Opus 106 par Valérie Raveloson : Mozi Kanto touche…la corde sensible
1 août 2016 - Cultures commentaires   //   1938 Views   //   N°: 79

Premier objectif atteint pour Mozi Kanto, une association toute jeune qui œuvre dans le développement de l’enseignement musical à Madagascar et dans la promotion des échanges entre musiciens français et malgaches.

Mozi Kanto a été fondée par l’altiste Guillaume Gras. Présent sur la Grande Île pour un an, ce musicien français s’est vite intégré dans le paysage musical. On l’a notamment entendu à l’Institut français de Madagascar en octobre dernier dans les concertos pour orgue de G.F. Handel, et cette année en avril, avec le pianiste Herimanitra Ranaivo dans un programme de musique de chambre. Il a aussi rencontré des luthiers, des élèves violonistes et des professeurs de musique, et ce sont tous ces échanges qui lui ont donné l’idée de créer Mozi Kanto : « Je voulais faire quelque chose pour améliorer les conditions de travail des musiciens d’ici, mais je me suis rendu compte que seul, j’aurais eu du mal. Voilà comment l’association est née. »

Mozi Kanto regroupe aujourd’hui quelque 75 membres, français et malgaches confondus. Sa première étape : une collecte de fonds, d’instruments de musique, d’accessoires et de partitions.

Ce sont les adhérents français qui ont réalisé ce challenge. Ainsi, de décembre à mars, avec la collaboration de luthiers de tous lez horizons (Lyon, Reims, Velzic, Orléans), d’amis musiciens et surtout des élèves et professeurs du conservatoire d’Aurillac où Guillaume Gras enseigne, neuf malles, soit plus de 350 kilos de matériel sont partis de l’Hexagone pour rejoindre Madagascar.

En attendant l’arrivée de cette précieuse cargaison, notre altiste a de quoi s’occuper à Tana.
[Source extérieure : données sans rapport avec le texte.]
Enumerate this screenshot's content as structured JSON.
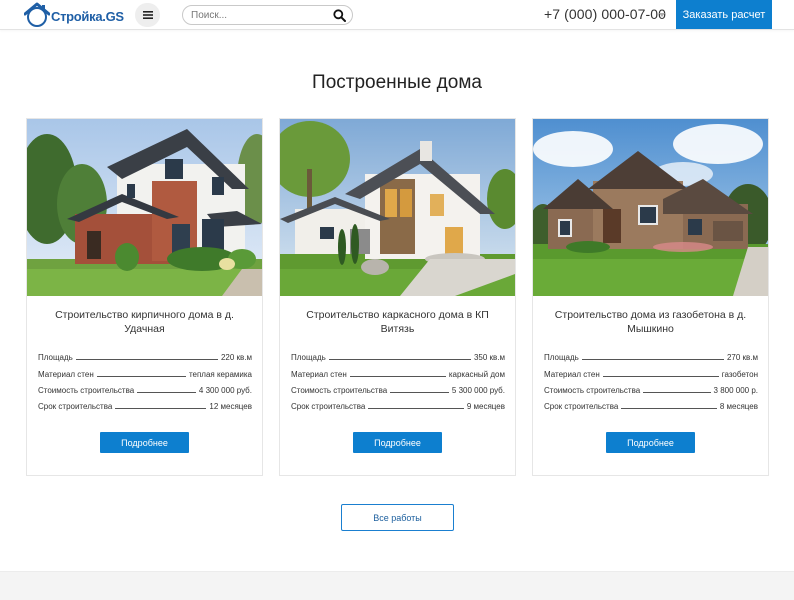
{
  "header": {
    "logo_text": "Стройка.GS",
    "search_placeholder": "Поиск...",
    "phone": "+7 (000) 000-07-00",
    "order_button": "Заказать расчет"
  },
  "section": {
    "title": "Построенные дома"
  },
  "cards": [
    {
      "title": "Строительство кирпичного дома в д. Удачная",
      "specs": [
        {
          "label": "Площадь",
          "value": "220 кв.м"
        },
        {
          "label": "Материал стен",
          "value": "теплая керамика"
        },
        {
          "label": "Стоимость строительства",
          "value": "4 300 000 руб."
        },
        {
          "label": "Срок строительства",
          "value": "12 месяцев"
        }
      ],
      "button": "Подробнее"
    },
    {
      "title": "Строительство каркасного дома в КП Витязь",
      "specs": [
        {
          "label": "Площадь",
          "value": "350 кв.м"
        },
        {
          "label": "Материал стен",
          "value": "каркасный дом"
        },
        {
          "label": "Стоимость строительства",
          "value": "5 300 000 руб."
        },
        {
          "label": "Срок строительства",
          "value": "9 месяцев"
        }
      ],
      "button": "Подробнее"
    },
    {
      "title": "Строительство дома из газобетона в д. Мышкино",
      "specs": [
        {
          "label": "Площадь",
          "value": "270 кв.м"
        },
        {
          "label": "Материал стен",
          "value": "газобетон"
        },
        {
          "label": "Стоимость строительства",
          "value": "3 800 000 р."
        },
        {
          "label": "Срок строительства",
          "value": "8 месяцев"
        }
      ],
      "button": "Подробнее"
    }
  ],
  "all_works_button": "Все работы",
  "colors": {
    "accent": "#0d7fcf",
    "logo": "#1f5fa6"
  },
  "icons": {
    "logo": "house-logo-icon",
    "menu": "hamburger-menu-icon",
    "search": "search-icon",
    "phone_dropdown": "caret-down-icon"
  }
}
Il donne régulièrement et de façon bénévole des cours collectifs de violon et d’alto; il organise également des ateliers de réglages d’instruments (changement de cordes, chevalet, âmes, perçage des chevilles, pose de tendeurs…) avec un luthier malgache pour une quarantaine de violons, deux altos et une contrebasse. « Ces séances ont été très profitables : les instruments sont plus facilement accordables, ils tiennent mieux l’accord, et certains conseils permettront, je l’espère de rectifier régulièrement l’état des instruments à cordes. »
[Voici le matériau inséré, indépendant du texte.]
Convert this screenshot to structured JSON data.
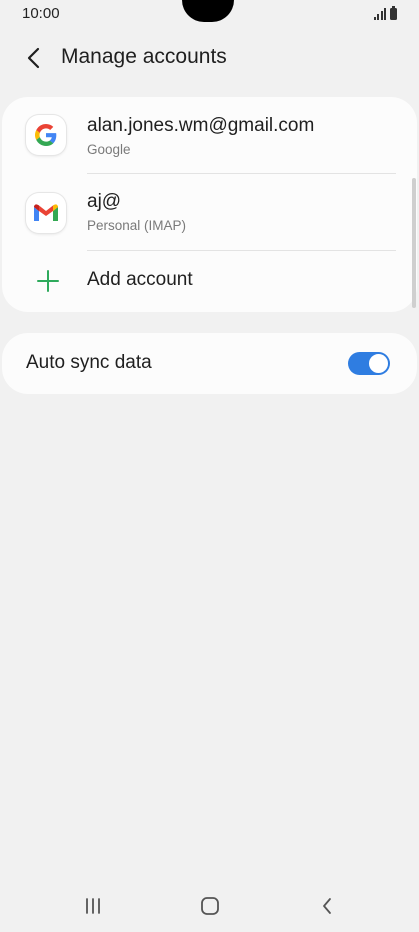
{
  "status_bar": {
    "time": "10:00"
  },
  "header": {
    "title": "Manage accounts"
  },
  "accounts": [
    {
      "primary": "alan.jones.wm@gmail.com",
      "secondary": "Google",
      "icon": "google-icon"
    },
    {
      "primary": "aj@",
      "secondary": "Personal (IMAP)",
      "icon": "gmail-icon"
    }
  ],
  "add_account": {
    "label": "Add account",
    "icon": "plus-icon"
  },
  "sync": {
    "label": "Auto sync data",
    "enabled": true
  },
  "colors": {
    "background": "#f1f1f1",
    "card": "#fcfcfc",
    "toggle_on": "#2f7de1",
    "add_icon": "#2eaa5c"
  },
  "nav_bar": {
    "buttons": [
      "recents-icon",
      "home-icon",
      "back-icon"
    ]
  }
}
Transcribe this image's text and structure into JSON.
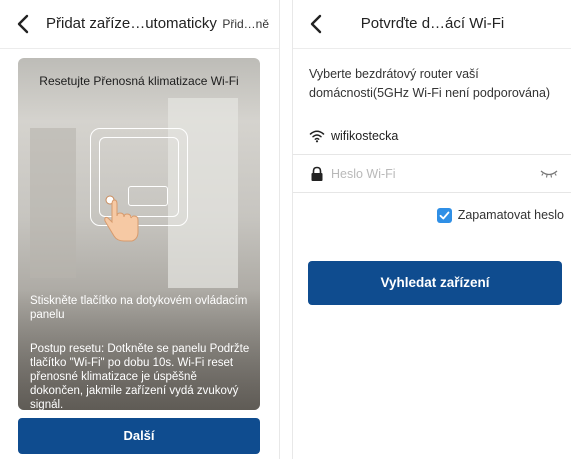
{
  "left": {
    "nav_title": "Přidat zaříze…utomaticky",
    "nav_right": "Přid…ně",
    "card_title": "Resetujte Přenosná klimatizace Wi-Fi",
    "instruction": "Stiskněte tlačítko na dotykovém ovládacím panelu",
    "reset_procedure": "Postup resetu: Dotkněte se panelu Podržte tlačítko \"Wi-Fi\" po dobu 10s. Wi-Fi reset přenosné klimatizace je úspěšně dokončen, jakmile zařízení vydá zvukový signál.",
    "next_button": "Další"
  },
  "right": {
    "nav_title": "Potvrďte d…ácí Wi-Fi",
    "description": "Vyberte bezdrátový router vaší domácnosti(5GHz Wi-Fi není podporována)",
    "ssid": "wifikostecka",
    "password_placeholder": "Heslo Wi-Fi",
    "password_value": "",
    "remember_label": "Zapamatovat heslo",
    "remember_checked": true,
    "search_button": "Vyhledat zařízení"
  },
  "icons": {
    "back": "chevron-left-icon",
    "wifi": "wifi-icon",
    "lock": "lock-icon",
    "eye": "eye-closed-icon",
    "check": "checkbox-checked-icon",
    "hand": "tap-hand-icon"
  },
  "colors": {
    "primary_button": "#0f4c8f",
    "checkbox": "#2f8fe6"
  }
}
Le conteneur qui transporte les neuf malles est finalement arrivé à Tana en juin. Le temps de deux dimanches, tous les adhérents malgaches de Mozi Kanto se sont retrouvés à Andravoahangy en transformant le siège de Jejy Orchestra en véritable ruche. Des élèves et professeurs du CNEMD (Centre national d‘enseignement de la musique et de la danse), du Centre Iraitra, de l’école Hando Razakamahefa, deux luthiers, mais aussi des musiciens de la Camerata de Madagascar se sont donné la main pour monter les instruments, trier et inventorier les accessoires et les partitions. En tout, une quarantaine de violons de toutes tailles, autant d’archets, près de huit-cents accessoires et consommables pour les cordes allant du chevalet au tendeur, sans compter la malle de cordes qui a permis de reconstituer plus d’une cinquantaine de jeux.
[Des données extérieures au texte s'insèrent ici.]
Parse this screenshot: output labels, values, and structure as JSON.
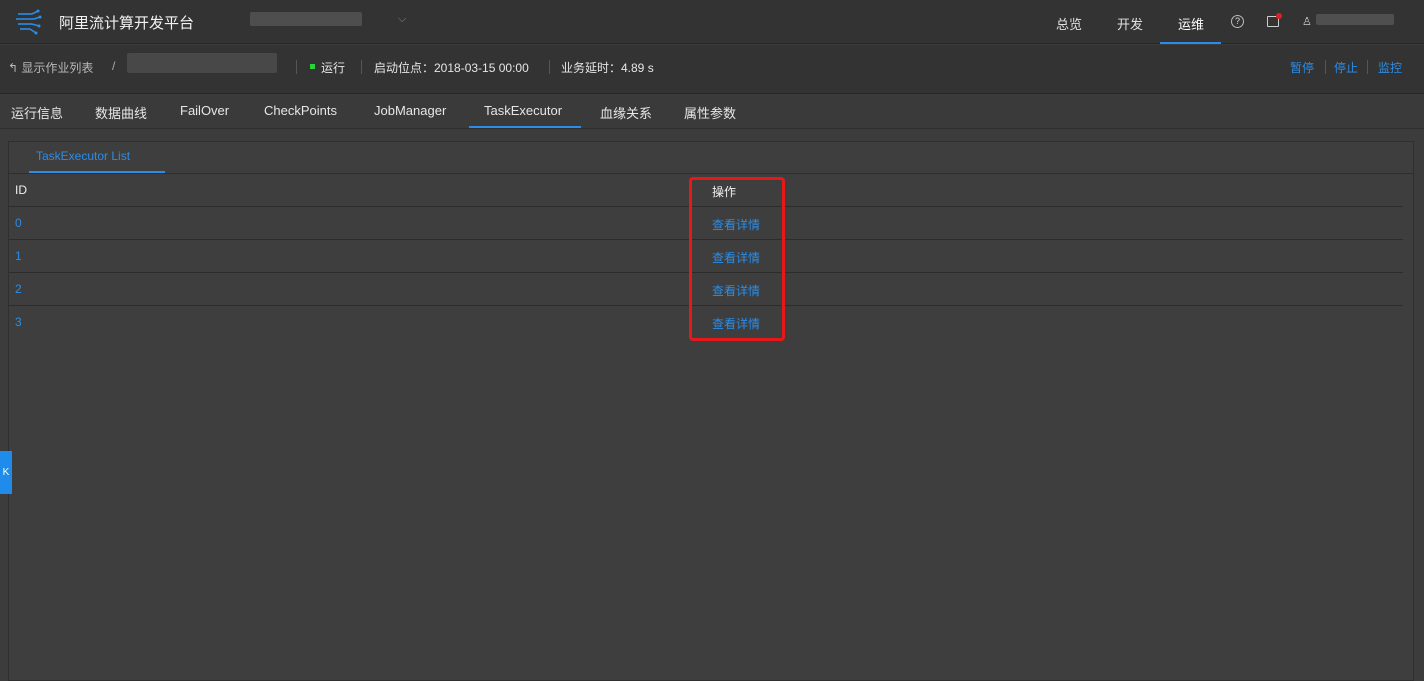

Les huit-cents partitions et méthodes du lot ont fait le bonheur des enseignants ; les violonistes professionnels ont bénéficié d’un violon de bonne facture en échange de leur instrument actuel, qui revient donc aux écoles ou aux élèves plus jeunes. Ces derniers sont aussi repartis heureux, puisqu’ils peuvent désormais remplacer tous les accessoires (mentonnière, archet, tendeurs…) qui rendaient difficile le jeu avec leur instrument. Premier défi réussi pour Mozi Kanto et pour Guillaume Gras, qui quitte le pays heureux, en pensant déjà à organiser une nouvelle collecte qui pourrait cette fois s’orienter vers les instruments à vent.